Currently, a new situation is happening when we will have a new audio
framework that should be able to support all kind of applications from
gstreamer over alsa to jack, the working sound criterion at the Beta stage
should actually read something like: "is the audio server working to
produce audio?" Basically, what we are doing now is to test that some
default application, like Videos or Rythmbox plays back music, which of
course is not much different from "when I go to Gnome Settings and hit TEST
on audio tab, I can hear sound coming from the speakers". The criterion I
am proposing does not mention any application specifically, so basically it
could be met when Gnome Session does "splash splash". We could perhaps
automate some tests to check the technical stuff of PipeWire - the services
are running, the info commands actually return some info.

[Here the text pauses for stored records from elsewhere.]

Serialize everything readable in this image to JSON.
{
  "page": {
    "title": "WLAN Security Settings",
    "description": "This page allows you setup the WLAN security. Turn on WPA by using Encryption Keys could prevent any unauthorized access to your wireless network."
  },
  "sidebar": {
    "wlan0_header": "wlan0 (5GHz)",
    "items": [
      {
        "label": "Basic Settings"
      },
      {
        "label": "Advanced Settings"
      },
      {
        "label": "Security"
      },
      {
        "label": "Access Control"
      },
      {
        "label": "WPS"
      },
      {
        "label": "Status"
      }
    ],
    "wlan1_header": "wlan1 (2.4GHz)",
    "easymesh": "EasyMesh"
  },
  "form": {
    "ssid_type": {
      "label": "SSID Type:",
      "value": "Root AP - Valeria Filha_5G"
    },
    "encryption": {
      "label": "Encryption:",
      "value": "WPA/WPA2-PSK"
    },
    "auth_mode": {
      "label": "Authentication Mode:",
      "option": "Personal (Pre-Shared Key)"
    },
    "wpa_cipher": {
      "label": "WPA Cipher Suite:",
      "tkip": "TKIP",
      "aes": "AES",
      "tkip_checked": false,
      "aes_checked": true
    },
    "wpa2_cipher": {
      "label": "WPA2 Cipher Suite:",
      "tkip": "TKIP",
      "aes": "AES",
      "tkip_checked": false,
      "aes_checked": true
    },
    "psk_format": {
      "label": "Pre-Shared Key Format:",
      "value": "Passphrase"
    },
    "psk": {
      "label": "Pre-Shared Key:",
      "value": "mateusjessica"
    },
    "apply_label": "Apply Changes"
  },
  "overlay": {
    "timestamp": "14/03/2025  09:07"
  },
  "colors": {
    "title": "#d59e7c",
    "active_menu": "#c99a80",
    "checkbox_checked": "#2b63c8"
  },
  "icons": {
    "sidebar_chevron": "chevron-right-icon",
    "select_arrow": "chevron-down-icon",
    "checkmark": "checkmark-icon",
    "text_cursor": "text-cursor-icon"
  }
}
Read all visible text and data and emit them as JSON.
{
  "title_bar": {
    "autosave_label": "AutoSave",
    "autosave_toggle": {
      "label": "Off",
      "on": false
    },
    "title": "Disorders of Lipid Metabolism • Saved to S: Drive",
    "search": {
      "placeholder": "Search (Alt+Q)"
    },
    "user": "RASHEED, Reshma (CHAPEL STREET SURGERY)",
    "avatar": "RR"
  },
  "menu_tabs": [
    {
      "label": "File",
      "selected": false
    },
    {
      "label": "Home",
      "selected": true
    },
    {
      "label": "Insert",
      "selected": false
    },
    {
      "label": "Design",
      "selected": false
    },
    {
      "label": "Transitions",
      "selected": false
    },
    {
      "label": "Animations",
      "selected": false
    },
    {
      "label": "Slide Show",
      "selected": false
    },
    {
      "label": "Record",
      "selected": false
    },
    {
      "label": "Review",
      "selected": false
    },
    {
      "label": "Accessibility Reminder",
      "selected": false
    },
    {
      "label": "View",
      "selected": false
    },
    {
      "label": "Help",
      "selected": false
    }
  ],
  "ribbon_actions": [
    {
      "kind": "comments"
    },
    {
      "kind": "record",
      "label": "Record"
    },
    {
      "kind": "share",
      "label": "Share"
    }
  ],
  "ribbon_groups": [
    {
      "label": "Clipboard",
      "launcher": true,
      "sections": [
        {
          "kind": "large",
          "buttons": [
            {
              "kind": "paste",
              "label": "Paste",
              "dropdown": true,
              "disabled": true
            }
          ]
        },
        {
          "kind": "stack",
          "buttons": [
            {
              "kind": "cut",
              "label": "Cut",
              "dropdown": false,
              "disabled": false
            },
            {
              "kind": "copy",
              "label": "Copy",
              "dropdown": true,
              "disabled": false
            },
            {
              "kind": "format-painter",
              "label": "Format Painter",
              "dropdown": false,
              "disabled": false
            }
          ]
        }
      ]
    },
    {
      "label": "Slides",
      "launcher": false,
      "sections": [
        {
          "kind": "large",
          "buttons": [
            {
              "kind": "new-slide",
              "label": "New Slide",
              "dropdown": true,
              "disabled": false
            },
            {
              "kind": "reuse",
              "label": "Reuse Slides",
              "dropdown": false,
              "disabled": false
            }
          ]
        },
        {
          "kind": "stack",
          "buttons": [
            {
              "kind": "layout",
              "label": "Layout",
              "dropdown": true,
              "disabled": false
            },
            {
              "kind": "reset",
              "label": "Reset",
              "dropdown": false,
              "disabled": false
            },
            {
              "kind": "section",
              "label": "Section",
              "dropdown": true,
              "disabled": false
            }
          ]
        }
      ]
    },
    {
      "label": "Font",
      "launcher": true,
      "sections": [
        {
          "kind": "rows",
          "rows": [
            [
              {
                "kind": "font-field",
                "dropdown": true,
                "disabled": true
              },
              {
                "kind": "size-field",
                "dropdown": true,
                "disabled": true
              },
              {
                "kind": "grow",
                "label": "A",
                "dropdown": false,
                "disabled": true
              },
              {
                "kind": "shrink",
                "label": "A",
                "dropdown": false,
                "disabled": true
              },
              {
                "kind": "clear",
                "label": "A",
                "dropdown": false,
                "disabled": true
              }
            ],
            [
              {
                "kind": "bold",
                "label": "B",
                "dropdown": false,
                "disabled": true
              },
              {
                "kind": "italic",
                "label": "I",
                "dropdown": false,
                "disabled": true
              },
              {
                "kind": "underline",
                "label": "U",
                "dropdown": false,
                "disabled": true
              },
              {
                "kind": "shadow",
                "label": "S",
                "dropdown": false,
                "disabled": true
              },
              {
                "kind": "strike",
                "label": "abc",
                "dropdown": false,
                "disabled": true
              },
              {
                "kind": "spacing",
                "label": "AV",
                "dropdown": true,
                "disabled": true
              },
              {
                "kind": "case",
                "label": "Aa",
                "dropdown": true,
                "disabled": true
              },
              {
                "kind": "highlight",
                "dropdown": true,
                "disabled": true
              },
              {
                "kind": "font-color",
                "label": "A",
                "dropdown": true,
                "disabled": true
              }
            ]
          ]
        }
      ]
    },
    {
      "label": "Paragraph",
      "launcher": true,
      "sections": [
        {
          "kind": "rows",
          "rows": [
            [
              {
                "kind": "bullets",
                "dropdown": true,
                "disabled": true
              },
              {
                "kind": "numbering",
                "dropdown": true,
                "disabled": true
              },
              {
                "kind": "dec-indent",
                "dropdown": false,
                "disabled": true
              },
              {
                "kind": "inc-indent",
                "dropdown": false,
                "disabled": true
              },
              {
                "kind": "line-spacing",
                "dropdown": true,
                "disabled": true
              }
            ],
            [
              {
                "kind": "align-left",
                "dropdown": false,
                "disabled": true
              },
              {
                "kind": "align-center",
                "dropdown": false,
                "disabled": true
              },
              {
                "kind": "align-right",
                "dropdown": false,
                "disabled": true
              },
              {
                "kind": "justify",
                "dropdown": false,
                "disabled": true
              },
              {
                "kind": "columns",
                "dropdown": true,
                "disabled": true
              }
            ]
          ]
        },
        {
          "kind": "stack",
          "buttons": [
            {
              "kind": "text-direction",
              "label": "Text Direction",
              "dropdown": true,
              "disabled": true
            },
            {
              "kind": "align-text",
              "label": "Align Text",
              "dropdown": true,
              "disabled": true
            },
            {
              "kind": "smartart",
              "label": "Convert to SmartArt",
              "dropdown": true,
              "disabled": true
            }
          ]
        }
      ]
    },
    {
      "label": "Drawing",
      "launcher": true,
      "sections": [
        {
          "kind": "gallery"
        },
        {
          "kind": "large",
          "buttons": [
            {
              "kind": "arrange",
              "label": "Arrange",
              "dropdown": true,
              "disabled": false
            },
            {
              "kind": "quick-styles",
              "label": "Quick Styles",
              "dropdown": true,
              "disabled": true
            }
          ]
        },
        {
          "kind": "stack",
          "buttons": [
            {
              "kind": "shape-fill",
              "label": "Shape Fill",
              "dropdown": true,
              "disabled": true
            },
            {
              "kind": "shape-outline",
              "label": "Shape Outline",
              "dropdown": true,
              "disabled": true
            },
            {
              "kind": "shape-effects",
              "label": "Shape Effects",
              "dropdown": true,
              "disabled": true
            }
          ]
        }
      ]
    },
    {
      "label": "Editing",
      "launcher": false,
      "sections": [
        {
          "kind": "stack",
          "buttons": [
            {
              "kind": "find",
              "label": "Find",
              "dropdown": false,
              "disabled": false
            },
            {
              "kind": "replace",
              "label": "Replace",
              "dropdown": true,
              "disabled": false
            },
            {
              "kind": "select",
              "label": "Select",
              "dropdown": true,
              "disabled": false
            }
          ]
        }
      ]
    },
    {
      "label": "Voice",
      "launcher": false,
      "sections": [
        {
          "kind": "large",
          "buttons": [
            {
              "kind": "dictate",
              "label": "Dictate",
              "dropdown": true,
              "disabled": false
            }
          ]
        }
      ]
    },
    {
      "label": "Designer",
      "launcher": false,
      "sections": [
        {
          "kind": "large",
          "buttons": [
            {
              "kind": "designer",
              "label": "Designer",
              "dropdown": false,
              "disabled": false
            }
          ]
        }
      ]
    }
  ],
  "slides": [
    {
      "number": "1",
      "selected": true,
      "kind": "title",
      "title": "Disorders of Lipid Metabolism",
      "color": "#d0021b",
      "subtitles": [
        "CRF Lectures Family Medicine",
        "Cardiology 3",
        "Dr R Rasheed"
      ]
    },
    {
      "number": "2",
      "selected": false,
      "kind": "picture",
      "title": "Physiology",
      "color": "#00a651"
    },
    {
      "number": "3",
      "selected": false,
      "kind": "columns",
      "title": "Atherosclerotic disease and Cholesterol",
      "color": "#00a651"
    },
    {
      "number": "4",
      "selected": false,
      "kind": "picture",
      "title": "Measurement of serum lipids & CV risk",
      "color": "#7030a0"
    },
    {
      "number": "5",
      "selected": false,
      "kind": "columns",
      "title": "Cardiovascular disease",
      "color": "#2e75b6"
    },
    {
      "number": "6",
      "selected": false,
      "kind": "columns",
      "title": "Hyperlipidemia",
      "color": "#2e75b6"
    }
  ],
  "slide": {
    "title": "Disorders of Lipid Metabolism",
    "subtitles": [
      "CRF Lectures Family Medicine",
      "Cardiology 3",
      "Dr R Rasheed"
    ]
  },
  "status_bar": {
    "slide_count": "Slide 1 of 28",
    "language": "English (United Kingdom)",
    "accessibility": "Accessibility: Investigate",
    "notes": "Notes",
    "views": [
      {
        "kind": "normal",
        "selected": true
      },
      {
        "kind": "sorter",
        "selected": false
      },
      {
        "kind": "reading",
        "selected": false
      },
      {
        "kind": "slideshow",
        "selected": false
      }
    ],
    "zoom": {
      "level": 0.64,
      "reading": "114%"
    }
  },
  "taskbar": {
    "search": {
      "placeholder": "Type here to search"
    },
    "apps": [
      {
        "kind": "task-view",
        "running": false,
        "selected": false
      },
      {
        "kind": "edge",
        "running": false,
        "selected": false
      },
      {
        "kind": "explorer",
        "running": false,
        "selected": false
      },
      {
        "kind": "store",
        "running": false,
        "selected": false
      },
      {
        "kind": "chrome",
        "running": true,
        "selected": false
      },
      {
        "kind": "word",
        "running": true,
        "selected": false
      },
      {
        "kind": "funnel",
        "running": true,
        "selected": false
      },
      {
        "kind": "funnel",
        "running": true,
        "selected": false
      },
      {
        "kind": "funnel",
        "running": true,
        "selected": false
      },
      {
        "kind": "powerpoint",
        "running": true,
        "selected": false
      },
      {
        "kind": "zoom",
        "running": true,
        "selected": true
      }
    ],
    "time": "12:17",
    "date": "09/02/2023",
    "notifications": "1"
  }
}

What I am trying to say is that if some application does not play sound,
while others do, it is clearly a problem in the application and not the
sound framework, but if all applications based on one backend (alsa,
gstreamer, jack) do not play, the framework might be to blame and therefore
the situation might be regarded as blocking even if those applications are
not based on gstreamer.
The most important change we are facing now is that
* PipeWire is here to support everything and if it does not, the operating
system has major flaws.*
I think there's a misunderstanding in how all the "frameworks" and stacked
on top of each other. I'm not very knowledgeable in this area, but I think
the layers are more or less like this:
6. Totem | Firefox | Rhythmbox | Audacity
--------------------------
5. GStreamer | FFmpeg
--------------------------
4. PulseAudio | JACK
--------------------------
3. Pipewire
--------------------------
2. ALSA | OSS
--------------------------
1. Hardware
The application from layer 6 of course doesn't need to use any framework
from layer 5, it can talk to lower layers directly (it can talk directly
even to ALSA on layer 2, but then you lose some benefits, like software
sound multiplexing). But the important thing to notice is that gstreamer,
ffmpeg, etc are way above Pipewire.
If we pick a particular app and say "app X must be able to play sound at
Beta" (or alternatively "you must be able to find an app that plays sound
at Beta"), that app X might talk directly to e.g. PulseAudio and while it
works, you might not detect that 90% of other apps using a framework like
gstreamer don't work. That's why I believe gstreamer is mentioned in the
criterion, because it ensures that a) hardware works properly, and b) that
a large portion of our apps are likely to work properly as well (once you
test at least one of them).
Of course saying "at least one app must be able to produce sound" (which is
basically what you proposed in the first email) is also valid, it's just a
weaker version of that criterion (it will validate hardware and some low
levels like Pipewire and ALSA, but it might or might not validate nothing
above it). Audacity is a good example of an app using layer 4 at most, so
layer 5 would not be covered.
Perhaps I'm misunderstanding you, but it seems to me that the current
criterion is very much in line with what you're saying you want to do. It
tests something from the (almost) very top all the way down to the bottom.